On Sept. 11, 2014, for example, a Qaeda leader posted on Twitter that “on this day, in 2001, the USA’s largest economic shrine, the idol of capitalism was brought to the ground.” The State Department quickly responded on Twitter by posting a photo of Abu Bakr al-Baghdadi, the Islamic State leader, wearing a Rolex watch: “Nobody’s a bigger fan of the fruits of capitalism than so-called #ISIS Caliph.”

The response, critics said, only legitimized the original message on Twitter, and was unlikely to have done anything to dissuade young people from joining either Al Qaeda or the Islamic State.

“Apart from the fact that the U.S. government shouldn’t do snark, it’s not persuasive,” said Richard Stengel, the undersecretary of state for public diplomacy and public affairs. “We’re not the most effective messenger for our message. There’s no tweet from the U.S. State Department that’s going to talk a young man out of joining ISIS.”

Mr. Lumpkin was more descriptive. Such Twitter messages, he said, were “like wrestling with a pig. The pig likes it, and you get dirty.”

The administration is now working with organizations overseas to get out the message without an American imprint, including the Sawab Center in Abu Dhabi. The United Arab Emirates supplies the bulk of the funding, but the State Department has contributed two full-time foreign service officers to work at the center to counter online messaging and recruitment by the Islamic State.

Beyond the Sawab Center and another office to open soon in Malaysia, the administration is paying for small operations in Europe, the Middle East, Asia and Africa.

Mr. Lumpkin said that administration officials looked at a study done by the Quantum Group, a communications firm based in Lebanon, that found that many foreign fighters joined the Islamist State not for ideology but for a host of different reasons, from thrill-seeking to a search for redemption.

Mr. Lumpkin pointed to a video posted online in April by the Quilliam Foundation, a counter-extremist research organization based in London, that features a Muslim family of four sitting around a dinner table set for five people. There is the usual bickering about cellphones at the table and a comment to “start eating before it gets cold.” Then one son motions toward the empty place setting and the family matriarch gets angry.

“Don’t you dare,” she says. “It’s Salsan’s. You know how much he loves my cooking.”

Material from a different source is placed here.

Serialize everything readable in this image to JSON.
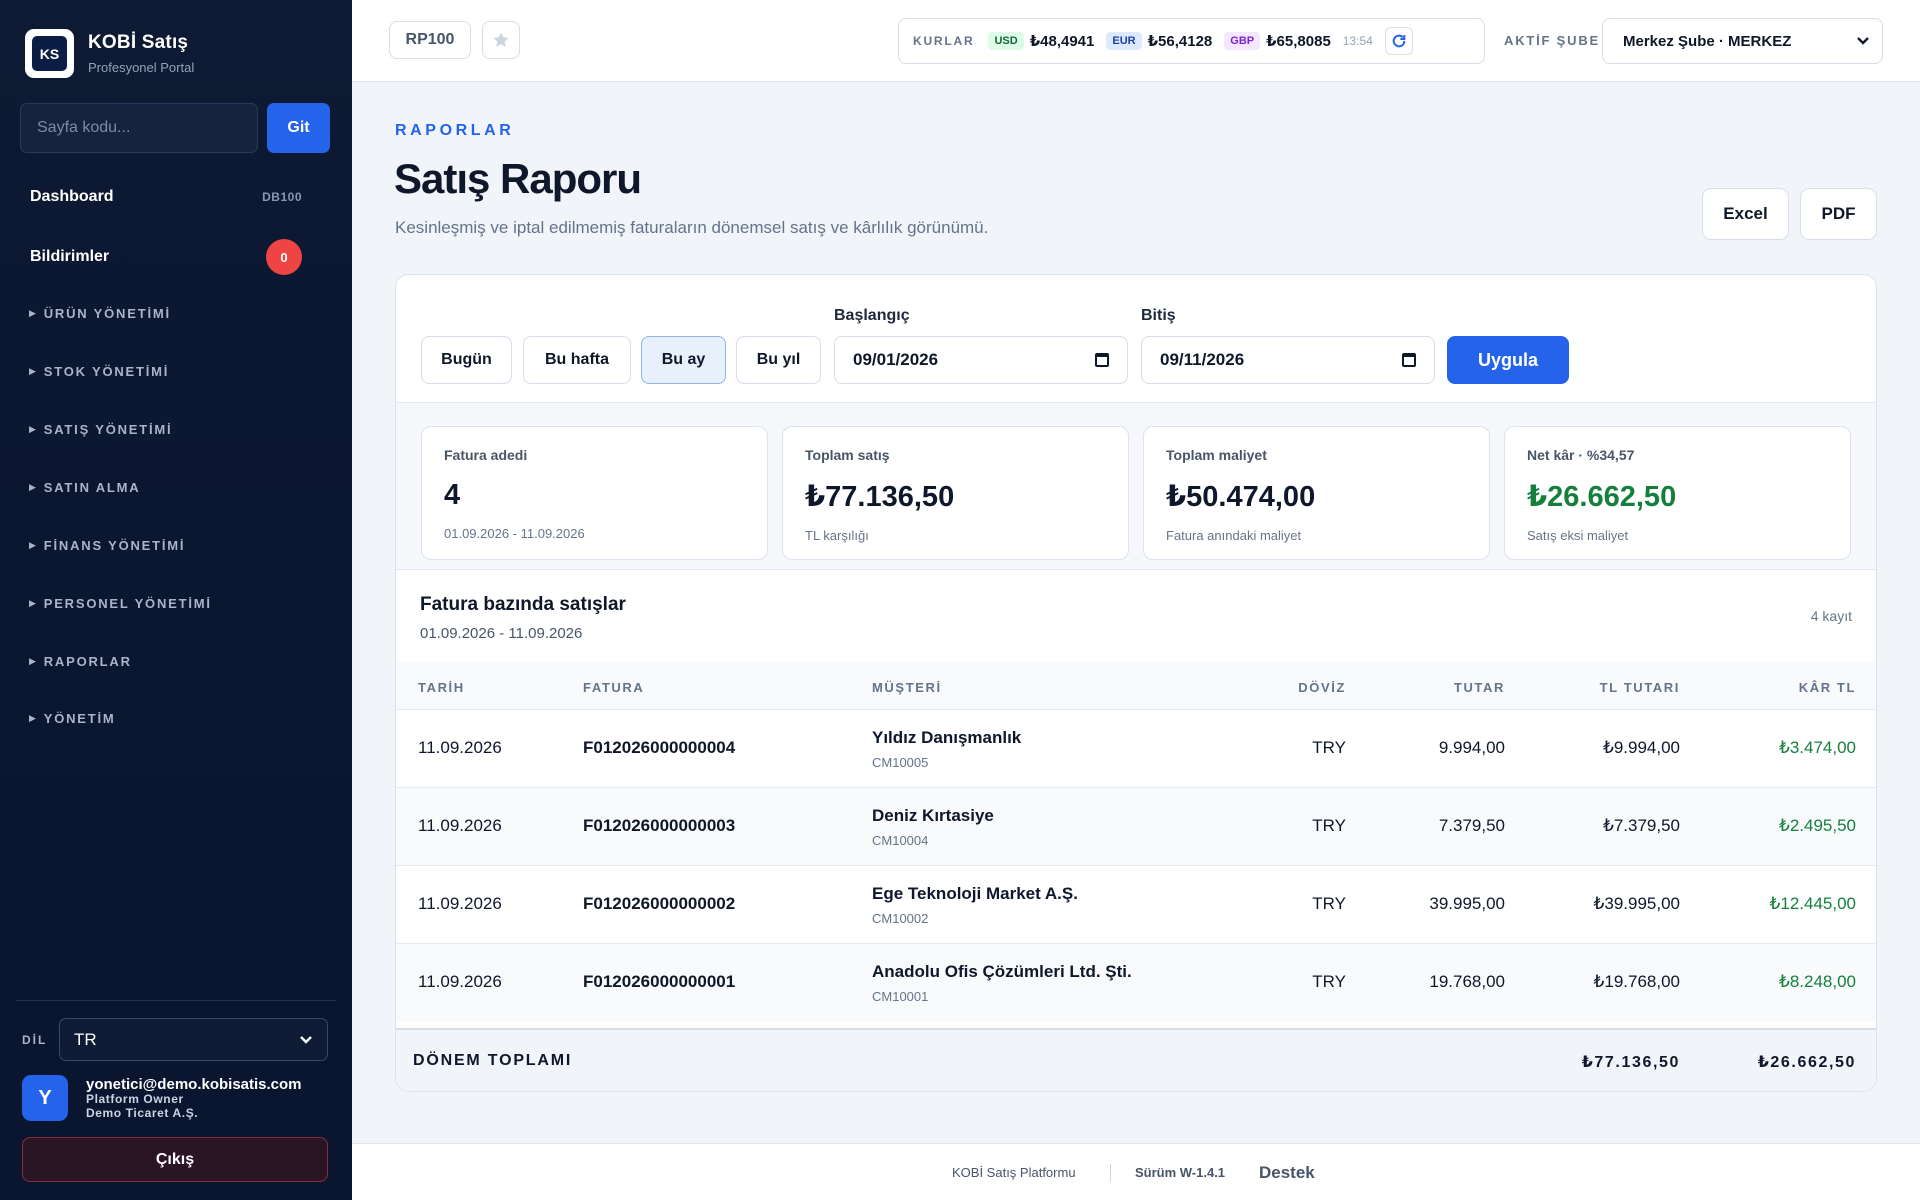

“Mom, he’s not here,” her son says.

“He’ll be back soon,” the mother insists. “He never misses this.”

“It’s been two years.”

The scene fades away as the video voice-over says, “They’ll be missed more than they’ll ever know.”

Mr. Lumpkin said the video offered the kind of messaging that could be effective at convincing potential jihadists that joining the Islamist State will cost pain to their mothers.

In Tirana, Albania, Blendi Salaj, a radio host, was waiting to hear back from the State Department about whether his application for $9,700 for funding for a messaging project had been approved. A report last year by the Albanian Institute of International Studies said the number of fighters from Albania who had joined the Islamic State in 2014 was between 90 and 150.

Mr. Salaj said he wanted to appeal to jihadi aspirants through a series of broadcast talks in which religious leaders will discuss tolerance for other religions. He will broadcast those talks on his radio show, he said, and then will link to them on social media. “We will get to the essence of what it is like to live beside other people with tolerance,” he said. “It can be done.”